De ese trabajo, surge la Norma UNE 178501 que regula el “Sistema de Gestión de los Destinos Turísticos Inteligentes: Requisitos” y la Norma UNE 178502 “Indicadores y herramientas de los destinos turísticos inteligentes”.

AENOR aprueba la primera en abril de 2016, tras un proceso de trabajo liderado por SEGITTUR en el que participan 180 vocales de todos los niveles de la Administración Pública, instituciones, universidades y centros de investigación, empresas y expertos independientes.

Esta norma, pionera en el mundo en su categoría, es la base y hoja de ruta para un nuevo modelo de gestión de los destinos turísticos en el siglo XXI. En ella se especifican los requisitos de un sistema de gestión de los Destinos Turísticos Inteligentes a partir del cual el ente gestor con competencias puede desarrollar e implementar una política de gestión para el destino turístico y establecer objetivos, metas y planes de acción vinculados a los ejes sobre los que se asienta un DTI.

En 2017, Benidorm, Sanxenxo, Valle de Arán y Jaca forman parte de un proyecto de testeo de la norma, impulsado por las Secretarías de Estado de Agenda Digital y Turismo. De este proceso, resulta una revisión y mejora de la misma cuyos cambios se aprueban en 2018.

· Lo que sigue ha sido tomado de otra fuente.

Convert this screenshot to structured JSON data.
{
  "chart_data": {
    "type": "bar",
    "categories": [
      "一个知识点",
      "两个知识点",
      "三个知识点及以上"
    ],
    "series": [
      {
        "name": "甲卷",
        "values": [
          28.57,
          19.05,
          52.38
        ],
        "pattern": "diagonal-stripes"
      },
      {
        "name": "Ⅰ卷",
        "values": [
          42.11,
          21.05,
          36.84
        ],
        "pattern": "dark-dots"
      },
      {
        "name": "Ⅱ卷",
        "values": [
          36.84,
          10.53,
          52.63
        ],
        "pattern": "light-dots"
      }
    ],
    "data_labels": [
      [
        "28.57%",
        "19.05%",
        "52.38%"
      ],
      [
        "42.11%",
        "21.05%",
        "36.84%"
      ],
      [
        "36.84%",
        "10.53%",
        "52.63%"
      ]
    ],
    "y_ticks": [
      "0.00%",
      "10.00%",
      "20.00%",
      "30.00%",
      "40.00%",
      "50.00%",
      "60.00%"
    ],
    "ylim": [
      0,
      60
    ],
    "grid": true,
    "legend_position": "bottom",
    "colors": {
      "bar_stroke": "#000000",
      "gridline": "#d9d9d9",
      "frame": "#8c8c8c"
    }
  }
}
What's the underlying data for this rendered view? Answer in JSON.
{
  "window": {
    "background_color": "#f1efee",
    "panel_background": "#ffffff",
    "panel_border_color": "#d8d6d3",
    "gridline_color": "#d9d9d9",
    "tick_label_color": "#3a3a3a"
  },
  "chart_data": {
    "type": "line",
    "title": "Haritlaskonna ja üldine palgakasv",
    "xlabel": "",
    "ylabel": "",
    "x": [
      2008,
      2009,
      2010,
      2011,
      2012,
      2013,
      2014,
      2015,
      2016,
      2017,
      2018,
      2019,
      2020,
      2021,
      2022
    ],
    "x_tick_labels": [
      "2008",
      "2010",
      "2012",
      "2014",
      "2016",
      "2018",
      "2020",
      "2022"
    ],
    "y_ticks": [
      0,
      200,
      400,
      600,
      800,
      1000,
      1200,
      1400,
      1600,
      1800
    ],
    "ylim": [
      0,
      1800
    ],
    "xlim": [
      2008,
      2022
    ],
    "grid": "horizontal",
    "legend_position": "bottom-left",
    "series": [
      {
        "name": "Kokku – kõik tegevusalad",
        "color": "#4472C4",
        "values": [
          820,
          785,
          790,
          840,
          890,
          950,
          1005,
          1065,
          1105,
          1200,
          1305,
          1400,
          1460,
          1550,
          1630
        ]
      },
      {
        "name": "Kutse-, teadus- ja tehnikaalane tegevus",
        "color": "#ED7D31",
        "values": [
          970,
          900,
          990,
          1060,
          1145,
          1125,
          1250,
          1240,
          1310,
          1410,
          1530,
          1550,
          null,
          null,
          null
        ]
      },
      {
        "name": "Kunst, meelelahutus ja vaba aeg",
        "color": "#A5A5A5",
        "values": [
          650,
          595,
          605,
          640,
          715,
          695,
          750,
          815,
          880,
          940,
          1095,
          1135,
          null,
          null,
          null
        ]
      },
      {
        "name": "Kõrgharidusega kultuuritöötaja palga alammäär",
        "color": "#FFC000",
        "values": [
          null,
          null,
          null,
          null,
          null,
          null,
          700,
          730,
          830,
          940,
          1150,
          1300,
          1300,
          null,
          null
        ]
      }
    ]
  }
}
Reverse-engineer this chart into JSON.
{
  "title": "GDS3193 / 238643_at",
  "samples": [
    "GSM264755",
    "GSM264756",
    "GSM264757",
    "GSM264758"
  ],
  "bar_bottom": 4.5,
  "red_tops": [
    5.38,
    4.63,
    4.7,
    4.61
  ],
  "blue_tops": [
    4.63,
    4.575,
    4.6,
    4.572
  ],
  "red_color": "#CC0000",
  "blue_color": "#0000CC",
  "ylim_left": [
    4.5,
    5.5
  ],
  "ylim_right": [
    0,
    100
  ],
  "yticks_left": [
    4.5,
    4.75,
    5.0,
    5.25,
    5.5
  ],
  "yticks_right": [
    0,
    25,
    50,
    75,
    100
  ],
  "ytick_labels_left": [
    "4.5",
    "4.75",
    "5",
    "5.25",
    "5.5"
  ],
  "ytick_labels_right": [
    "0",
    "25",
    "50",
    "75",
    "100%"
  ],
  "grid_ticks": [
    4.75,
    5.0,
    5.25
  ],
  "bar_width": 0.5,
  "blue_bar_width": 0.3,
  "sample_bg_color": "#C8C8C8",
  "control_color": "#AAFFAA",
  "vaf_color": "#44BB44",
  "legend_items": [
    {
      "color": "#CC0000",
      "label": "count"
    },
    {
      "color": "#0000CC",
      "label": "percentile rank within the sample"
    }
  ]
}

En el caso de la  norma 178502, se concibe como un compendio de indicadores, ampliando su perspectiva con la introducción de nuevas tecnologías y herramientas tecnológicas, en línea con los trabajos que se desarrollan en organismos internacionales como la Unión Internacional de Telecomunicaciones.

Para la elaboración de la misma, se han tenido en cuenta más de 10 metodologías de referencia, diversas fuentes y documentos de interés, nacionales e internacionales, aglutinando y analizando un total de 1.270 indicadores asociados a los distintos requisitos de un destino turístico inteligente. Después de una valoración en función de su utilidad, valor y rentabilidad se consensua una propuesta final de 77 indicadores.

La norma se dirige fundamentalmente a aquellos destinos con voluntad de convertirse en DTI, permitiéndoles la medición del progreso y su comparación medida en base a criterios comunes. Para ello disponen de herramientas e indicadores que tienen por objeto proporcionar información sobre los objetivos y parámetros ligados a las actividades o los procesos implantados.